04 January, 2021

Foreign Phrase of the Day: L’Esprit de L’Escalier

There are words or phrases we need to borrow from other languages.  From French, that phrase of the day is “L’esprit de l’escalier”.  L’esprit de l’escalier” literally means “the staircase mind”.  This is a French term, used in English, about thinking of the perfect retort too late, or after the fact. 

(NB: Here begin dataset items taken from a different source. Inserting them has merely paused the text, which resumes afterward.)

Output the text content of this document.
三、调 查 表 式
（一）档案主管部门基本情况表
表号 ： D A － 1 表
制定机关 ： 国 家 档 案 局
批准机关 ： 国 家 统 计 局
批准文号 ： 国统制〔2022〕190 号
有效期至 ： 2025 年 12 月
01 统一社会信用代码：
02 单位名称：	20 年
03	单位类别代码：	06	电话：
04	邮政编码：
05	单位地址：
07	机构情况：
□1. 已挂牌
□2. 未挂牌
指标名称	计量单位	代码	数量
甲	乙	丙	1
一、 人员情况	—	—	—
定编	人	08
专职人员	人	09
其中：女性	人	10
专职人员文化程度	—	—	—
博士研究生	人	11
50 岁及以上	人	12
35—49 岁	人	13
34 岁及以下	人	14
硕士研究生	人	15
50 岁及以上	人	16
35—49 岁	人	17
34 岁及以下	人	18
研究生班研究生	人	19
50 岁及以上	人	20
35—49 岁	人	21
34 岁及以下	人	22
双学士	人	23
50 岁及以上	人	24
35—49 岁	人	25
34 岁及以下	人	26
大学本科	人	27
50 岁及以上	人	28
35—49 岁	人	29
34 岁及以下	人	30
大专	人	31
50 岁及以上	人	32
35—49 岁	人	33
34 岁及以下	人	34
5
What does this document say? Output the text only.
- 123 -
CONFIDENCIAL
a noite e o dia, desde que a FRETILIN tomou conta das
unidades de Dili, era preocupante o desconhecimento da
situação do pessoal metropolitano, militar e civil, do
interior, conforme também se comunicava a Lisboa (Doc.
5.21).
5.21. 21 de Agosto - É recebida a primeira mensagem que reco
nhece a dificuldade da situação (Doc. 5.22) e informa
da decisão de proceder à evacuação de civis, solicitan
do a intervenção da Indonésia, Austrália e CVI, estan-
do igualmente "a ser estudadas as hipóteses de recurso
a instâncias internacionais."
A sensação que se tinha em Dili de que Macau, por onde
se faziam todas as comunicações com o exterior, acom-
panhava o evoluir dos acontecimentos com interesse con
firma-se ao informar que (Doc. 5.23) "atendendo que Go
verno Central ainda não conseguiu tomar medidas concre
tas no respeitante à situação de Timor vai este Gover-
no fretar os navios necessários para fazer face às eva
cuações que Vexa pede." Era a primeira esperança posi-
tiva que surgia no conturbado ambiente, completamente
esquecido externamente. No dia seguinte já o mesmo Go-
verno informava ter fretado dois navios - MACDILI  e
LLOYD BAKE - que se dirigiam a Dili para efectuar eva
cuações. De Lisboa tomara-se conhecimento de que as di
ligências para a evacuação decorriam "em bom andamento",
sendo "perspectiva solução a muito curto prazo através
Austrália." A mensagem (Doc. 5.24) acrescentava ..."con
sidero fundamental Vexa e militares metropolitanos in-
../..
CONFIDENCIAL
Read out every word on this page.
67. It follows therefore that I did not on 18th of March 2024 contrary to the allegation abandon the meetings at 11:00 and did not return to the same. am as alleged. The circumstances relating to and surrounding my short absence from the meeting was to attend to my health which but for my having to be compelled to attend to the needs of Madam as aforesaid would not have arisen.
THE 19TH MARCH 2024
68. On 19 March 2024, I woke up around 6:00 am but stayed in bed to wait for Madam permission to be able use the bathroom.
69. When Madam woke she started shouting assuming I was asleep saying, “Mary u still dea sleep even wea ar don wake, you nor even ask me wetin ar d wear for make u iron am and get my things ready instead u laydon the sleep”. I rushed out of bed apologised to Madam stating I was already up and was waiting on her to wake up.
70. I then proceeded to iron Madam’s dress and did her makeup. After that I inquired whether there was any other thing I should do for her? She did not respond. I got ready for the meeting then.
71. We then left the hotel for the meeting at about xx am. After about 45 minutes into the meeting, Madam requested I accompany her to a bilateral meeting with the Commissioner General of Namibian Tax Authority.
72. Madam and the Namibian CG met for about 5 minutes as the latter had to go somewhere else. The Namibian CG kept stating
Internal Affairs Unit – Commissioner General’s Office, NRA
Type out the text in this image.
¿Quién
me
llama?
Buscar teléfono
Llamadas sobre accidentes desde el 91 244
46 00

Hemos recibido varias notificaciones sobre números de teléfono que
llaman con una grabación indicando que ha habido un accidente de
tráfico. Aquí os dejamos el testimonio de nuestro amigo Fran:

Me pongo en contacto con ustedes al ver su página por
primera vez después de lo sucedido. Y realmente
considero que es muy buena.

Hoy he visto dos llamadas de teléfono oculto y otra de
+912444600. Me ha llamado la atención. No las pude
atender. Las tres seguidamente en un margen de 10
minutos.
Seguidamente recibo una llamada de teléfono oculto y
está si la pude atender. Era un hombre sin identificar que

The name for this predicament comes from French encyclopaedist and philosopher, Denis Diderot, from his description of such a situation in his Paradoxe sur le Comédien, “Paradox on the Comedian”.  It is said that during a dinner at the home of Jacques Necker, finance minister to Louis XVI, someone made a remark about Diderot.  It left him speechless in indignation because, as he explained, “L’homme sensible, comme moi, tout entier à ce qu’on lui objecte, perd la tête et ne se retrouve qu’au bas de l’escalier”, “A sensitive man, such as myself, overwhelmed by the argument levelled against him, becomes confused and finds himself at the bottom of the stairs”.  Here, “the bottom of the stairs” refers to the architecture of the kind of mansion Diderot had been invited to.  In such houses, the reception rooms were on the étage noble, one floor above the ground floor.  To have reached the bottom of the stairs means to have definitively left the gathering.